We must be able to offer up a plan to the American people that says we have a practical solution that will guarantee that our immigration system will be responsive to our economic and social needs. It will supply needed workers when economic conditions warrant, it will keep families together, it will supply ample opportunity for innovation and education to keep us competitive in a global economy, and provide refuge to those most in need.

But most of all it will flexible and fluid, able to respond to shifting needs and circumstances. It will not be based on the wants or needs of special interests or those wishing to exploit the system, but rather on what is in the best interest of the American people and those looking to make a better life.

We must be able to assure the American people that a functioning and responsive immigration system will end the cycle of unregulated and uncontrolled migration.

It will end the inequities and injustice inherent in "market driven," Laissez-faire, systems that look only to make profits at the expense of people. That controlling the flow of immigration based on rational needs is far more effective than trying to control it through tough enforcement of the rules of an already dysfunctional system.

Currently, labor and big business are in the process of hashing out a compromise on just how they would like to see future flows handled:

.... The AFL-CIO's Ramirez indicated that she and other labor leaders are trying to reach a compromise with business representatives on a complicated section of the bill that would set guidelines to regulate the use of migrant workers on either a temporary or permanent basis.
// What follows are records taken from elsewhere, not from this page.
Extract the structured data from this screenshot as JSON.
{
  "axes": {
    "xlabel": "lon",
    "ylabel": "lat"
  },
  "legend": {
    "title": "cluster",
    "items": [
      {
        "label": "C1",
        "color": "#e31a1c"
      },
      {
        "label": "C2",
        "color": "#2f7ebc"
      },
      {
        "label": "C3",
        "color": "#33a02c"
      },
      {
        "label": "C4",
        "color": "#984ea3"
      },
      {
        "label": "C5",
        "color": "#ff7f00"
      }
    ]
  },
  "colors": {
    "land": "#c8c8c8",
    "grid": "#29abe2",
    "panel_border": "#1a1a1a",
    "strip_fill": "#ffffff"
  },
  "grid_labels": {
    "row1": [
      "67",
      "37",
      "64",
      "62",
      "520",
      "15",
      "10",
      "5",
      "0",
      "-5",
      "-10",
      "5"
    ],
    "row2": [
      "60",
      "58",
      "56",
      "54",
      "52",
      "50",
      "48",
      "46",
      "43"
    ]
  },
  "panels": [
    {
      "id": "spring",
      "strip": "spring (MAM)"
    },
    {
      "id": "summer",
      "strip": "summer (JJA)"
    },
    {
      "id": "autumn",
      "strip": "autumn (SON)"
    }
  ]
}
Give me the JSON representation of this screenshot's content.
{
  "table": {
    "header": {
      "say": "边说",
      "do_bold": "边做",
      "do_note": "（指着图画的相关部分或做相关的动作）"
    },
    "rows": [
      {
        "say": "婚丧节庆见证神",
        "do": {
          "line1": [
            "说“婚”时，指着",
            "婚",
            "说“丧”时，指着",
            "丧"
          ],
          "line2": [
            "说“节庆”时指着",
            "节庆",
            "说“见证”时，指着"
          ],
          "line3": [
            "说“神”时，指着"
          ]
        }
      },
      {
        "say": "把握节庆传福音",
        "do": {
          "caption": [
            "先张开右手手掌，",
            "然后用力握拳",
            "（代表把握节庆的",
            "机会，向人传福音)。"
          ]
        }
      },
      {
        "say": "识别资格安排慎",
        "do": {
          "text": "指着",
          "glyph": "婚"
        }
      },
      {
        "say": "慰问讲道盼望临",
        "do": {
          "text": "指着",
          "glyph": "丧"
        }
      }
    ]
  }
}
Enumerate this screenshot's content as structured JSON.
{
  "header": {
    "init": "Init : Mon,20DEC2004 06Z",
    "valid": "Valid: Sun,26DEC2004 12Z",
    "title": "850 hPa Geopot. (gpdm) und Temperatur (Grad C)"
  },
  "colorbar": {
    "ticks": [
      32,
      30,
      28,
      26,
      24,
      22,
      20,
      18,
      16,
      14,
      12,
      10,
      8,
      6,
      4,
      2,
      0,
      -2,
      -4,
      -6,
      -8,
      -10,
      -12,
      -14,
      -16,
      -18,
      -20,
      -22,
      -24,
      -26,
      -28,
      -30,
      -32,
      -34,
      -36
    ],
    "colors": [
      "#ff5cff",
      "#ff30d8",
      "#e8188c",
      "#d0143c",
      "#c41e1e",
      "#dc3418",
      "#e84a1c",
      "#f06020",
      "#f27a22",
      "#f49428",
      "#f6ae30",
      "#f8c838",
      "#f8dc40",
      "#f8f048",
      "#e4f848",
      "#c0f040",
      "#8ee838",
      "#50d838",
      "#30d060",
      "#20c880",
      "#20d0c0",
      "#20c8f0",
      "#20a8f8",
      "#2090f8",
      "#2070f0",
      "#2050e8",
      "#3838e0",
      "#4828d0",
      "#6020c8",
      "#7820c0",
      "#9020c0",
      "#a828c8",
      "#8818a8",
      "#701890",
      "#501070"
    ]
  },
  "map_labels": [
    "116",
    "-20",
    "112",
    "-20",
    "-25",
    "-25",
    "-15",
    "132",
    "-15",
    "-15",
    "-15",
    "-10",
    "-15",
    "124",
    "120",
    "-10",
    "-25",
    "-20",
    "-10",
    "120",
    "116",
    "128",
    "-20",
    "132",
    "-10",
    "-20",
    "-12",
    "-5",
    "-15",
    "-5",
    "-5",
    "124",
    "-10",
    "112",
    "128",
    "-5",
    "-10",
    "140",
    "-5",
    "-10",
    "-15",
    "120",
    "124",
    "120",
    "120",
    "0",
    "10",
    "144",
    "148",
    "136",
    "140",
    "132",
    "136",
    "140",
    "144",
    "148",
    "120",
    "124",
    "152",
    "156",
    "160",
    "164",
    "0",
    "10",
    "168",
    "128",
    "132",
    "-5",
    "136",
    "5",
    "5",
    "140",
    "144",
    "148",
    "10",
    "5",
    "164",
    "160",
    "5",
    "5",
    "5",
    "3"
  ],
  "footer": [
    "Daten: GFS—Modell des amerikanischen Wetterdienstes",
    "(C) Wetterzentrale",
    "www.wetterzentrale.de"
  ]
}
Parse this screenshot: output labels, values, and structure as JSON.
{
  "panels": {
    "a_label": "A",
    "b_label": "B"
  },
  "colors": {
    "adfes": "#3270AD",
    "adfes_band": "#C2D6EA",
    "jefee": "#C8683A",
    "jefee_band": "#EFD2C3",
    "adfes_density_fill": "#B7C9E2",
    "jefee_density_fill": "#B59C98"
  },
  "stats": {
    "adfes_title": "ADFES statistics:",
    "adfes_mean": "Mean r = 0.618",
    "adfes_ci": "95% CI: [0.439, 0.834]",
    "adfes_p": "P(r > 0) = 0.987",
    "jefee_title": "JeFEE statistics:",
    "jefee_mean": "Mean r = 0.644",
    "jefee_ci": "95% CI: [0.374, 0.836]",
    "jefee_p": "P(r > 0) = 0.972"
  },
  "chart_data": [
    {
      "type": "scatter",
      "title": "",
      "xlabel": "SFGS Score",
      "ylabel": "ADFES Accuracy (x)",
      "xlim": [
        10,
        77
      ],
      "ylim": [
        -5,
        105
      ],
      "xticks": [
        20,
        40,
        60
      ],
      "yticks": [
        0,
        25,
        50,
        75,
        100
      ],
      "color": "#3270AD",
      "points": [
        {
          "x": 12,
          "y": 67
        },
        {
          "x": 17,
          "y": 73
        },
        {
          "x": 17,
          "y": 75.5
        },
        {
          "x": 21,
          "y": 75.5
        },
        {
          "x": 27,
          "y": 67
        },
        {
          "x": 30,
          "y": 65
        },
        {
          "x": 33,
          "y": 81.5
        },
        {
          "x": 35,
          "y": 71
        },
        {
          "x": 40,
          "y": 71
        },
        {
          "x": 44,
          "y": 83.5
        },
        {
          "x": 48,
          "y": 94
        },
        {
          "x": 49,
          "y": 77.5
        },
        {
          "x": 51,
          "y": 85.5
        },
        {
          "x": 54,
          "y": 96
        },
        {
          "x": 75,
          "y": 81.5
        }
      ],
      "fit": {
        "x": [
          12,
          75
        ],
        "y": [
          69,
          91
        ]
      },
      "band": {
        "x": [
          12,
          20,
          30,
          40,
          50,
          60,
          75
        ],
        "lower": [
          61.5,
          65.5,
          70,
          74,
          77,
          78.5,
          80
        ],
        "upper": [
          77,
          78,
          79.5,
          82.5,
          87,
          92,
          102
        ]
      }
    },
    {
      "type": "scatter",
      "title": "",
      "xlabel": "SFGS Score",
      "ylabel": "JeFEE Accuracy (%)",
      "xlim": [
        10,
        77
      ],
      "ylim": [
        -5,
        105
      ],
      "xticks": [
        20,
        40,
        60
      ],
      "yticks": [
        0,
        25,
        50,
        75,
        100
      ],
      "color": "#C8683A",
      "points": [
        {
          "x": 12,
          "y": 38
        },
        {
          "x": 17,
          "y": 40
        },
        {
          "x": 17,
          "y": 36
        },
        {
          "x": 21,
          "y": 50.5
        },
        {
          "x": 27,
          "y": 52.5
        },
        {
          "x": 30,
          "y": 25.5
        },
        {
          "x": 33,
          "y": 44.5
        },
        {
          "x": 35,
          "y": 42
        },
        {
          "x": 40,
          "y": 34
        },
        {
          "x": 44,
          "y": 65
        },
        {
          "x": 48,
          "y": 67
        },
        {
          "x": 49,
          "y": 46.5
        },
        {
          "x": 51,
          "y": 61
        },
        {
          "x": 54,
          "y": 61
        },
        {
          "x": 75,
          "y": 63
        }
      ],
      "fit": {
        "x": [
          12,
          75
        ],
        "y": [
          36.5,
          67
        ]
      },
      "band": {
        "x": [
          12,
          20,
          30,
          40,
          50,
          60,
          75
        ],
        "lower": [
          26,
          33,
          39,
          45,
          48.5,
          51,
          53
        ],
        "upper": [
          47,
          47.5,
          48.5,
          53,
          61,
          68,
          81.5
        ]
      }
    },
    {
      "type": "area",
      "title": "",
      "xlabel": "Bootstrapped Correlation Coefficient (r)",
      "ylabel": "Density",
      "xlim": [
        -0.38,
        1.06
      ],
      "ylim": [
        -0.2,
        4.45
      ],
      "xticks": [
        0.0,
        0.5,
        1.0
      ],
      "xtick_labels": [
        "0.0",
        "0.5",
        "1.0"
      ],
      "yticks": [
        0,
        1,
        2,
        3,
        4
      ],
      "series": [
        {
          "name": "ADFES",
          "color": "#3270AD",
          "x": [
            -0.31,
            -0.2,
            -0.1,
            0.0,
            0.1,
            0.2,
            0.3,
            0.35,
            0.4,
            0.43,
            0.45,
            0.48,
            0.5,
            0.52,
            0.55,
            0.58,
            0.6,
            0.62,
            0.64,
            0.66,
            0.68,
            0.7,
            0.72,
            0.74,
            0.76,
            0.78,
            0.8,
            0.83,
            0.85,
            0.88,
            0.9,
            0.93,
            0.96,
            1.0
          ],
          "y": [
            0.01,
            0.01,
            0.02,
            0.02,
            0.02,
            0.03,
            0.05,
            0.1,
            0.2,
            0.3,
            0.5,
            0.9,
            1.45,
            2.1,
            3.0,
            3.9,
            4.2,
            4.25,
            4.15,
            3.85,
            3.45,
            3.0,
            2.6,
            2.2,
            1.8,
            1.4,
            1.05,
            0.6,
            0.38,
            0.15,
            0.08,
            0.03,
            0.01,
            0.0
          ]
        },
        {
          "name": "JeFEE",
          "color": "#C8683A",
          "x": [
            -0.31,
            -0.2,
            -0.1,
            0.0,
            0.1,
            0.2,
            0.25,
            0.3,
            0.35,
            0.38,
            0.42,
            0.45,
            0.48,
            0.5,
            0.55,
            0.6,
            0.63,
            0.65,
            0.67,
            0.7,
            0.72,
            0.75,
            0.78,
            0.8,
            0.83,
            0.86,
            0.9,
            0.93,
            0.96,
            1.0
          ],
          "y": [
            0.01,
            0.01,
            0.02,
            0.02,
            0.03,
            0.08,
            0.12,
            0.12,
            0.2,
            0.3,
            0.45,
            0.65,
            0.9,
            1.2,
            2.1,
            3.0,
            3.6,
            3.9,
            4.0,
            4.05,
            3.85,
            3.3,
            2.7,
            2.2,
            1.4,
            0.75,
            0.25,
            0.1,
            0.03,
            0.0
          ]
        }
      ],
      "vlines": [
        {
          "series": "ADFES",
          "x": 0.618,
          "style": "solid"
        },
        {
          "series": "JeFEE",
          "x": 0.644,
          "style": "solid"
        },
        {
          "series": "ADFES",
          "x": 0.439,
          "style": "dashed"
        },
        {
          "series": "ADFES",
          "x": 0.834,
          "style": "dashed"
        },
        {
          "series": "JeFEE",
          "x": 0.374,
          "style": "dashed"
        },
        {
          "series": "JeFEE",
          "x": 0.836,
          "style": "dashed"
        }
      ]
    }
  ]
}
Labor organizations have supported a plan for a new Presidential commission to help establish criteria and calculate labor needs. Business groups have said that they would not accept a commission that could be politicized and not suitably responsive to "market forces." This issue may seem esoteric, but as legislative efforts to enact immigration reform move haltingly along, the ability of labor and business to agree on the fundamentals of migrant worker programs could make the difference between a viable bill and yet another failed effort to fix the broken system. ...

Labor's Ramirez suggested that the commission proposal would not be a deal breaker. "In terms of creating a system--let's put the word 'commission' aside--that contemplates economic need and makes decisions on visas based on demonstrated need, that's attractive to us both [business and labor]. So I think there is lots of agreement on how to move forward." Ramirez said that labor would want to insist that migrant workers involved in "future flows" be assured worker protections and rights. Labor is also pushing to make sure that recruiters who bring in foreign workers are better regulated. But she made it clear that the commission idea was more of a subject for negotiation than a key demand. "It's about crafting a system," she said, "not calling it a 'commission.'"

Jeffrey Kaye-HuffingtonPost


We can only hope that as labor and business leaders meet behind close doors to decide the fate of millions and the future of our immigration system and economic security, they can go beyond their usual partisanship and parochial concerns, and instead carefully craft a system that takes into account what will ultimately be best for those most effected....and what is best for all our futures.

1 comment:

Anonymous said...

Wow, you all break into our house and say because you helped clean up now you can bring unlimited more! You DEMAND DEMAND DEMAND - while millions around the world WAIT THEIR TURN, get in line, apply to enter LEGALLY!
I am a legal immigrant, my family APPLIED AND WAITED 7 very long years to enter USA legally.
I am sure you will not allow my response to stay here - you try to say "We are here, now you can't tear apart our families!" You separate your own families by sneaking into America.